Sunday, June 12, 2005

No Escape

Small towns are cliches aren't they? I don't think that just Hinton itself is the only kind of small town there can be either. There are plenty small towns within Hinton. Think about it.... Everyone's work place is like a small town because there is a group of people within it that are the centre of any talk that may be conversed. Everyone knows everybody at work, for the most part. Everyone knows eachother's business and we all have our own little cliques. I personally am a bit of an outcast at work because I am the youngest and the things that the other ladies talk about are their children, recipes, etc. Things I am not very interested in. But there are a few ladies that I would rather work with than others. I am not ashamed to admit that I have had discussions with other ladies about someone else's questionable work ethics. See, just like a small town. Another very obvious kind of small town, is school. More so high school because it is so dramatic, with all of the new hormones floating up and down the hallways. No matter what we do, we can not escape small town bullshit.

So even though I am moving to another province, a better provice, I will still be subjected to the usual small town dramatics. I am moving to a small town, surrounded very closely to two others. I know that once I get there, I will be the new girl... I will be that person everyone is going to quickly try and categorize. I will be categorized based on my appearance first. Then by who I am with, as well as who I will warm up to first. In my case, my very spunky, outgoing cousin, Alex. There it is, I will be put in Alex's group, whatever that may be. I am prepared for it and quite happy that the two of us have always been very much alike.

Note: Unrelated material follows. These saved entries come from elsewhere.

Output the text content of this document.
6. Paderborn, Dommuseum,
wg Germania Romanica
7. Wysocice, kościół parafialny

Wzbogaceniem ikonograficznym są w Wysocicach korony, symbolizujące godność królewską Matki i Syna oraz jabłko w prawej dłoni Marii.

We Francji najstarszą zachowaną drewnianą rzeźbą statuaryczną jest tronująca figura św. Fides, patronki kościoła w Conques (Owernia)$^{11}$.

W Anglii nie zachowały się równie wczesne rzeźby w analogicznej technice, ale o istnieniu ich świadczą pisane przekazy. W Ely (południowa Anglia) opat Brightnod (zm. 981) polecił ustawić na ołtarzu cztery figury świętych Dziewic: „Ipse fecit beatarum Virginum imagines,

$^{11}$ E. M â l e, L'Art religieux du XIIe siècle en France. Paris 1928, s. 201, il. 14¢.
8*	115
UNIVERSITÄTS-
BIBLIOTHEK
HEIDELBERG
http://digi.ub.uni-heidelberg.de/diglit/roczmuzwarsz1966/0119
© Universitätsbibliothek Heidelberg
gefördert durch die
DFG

My cousin Alex has always lived miles and miles away. She is my best friend, since we were just little, even though we didn't always get along. But that had to do with the same small town behaviour that lyes in each family. Her family moved around often and too often it was farther away from me. I visited her in Louisiana, Wainwright, Edmonton, Qualicum, and Dallas. Well I didn't visit her in Dallas, but that's all the different places that she's lived in while we were growing up. Now she resides in Qualicum, which is quite close to Coombs, where I will be living. We have always been the type that rarely keeps in touch when we're away, but once we reunite, it's like we never left eachother's sides. I am very fortunate that my mom decided that moving to the island was the answer.

I realize that all of my last few blogs have been related to moving. But my whole world, each day I think about it. There is so much to be done and very little time to do it. Yet I am sitting here at my computer writing about it, instead of actually doing it. Am I avoiding it because I am lazy and don't feel like tidying up or is it because subconsciously I am afraid that packing up makes leaving that much more real?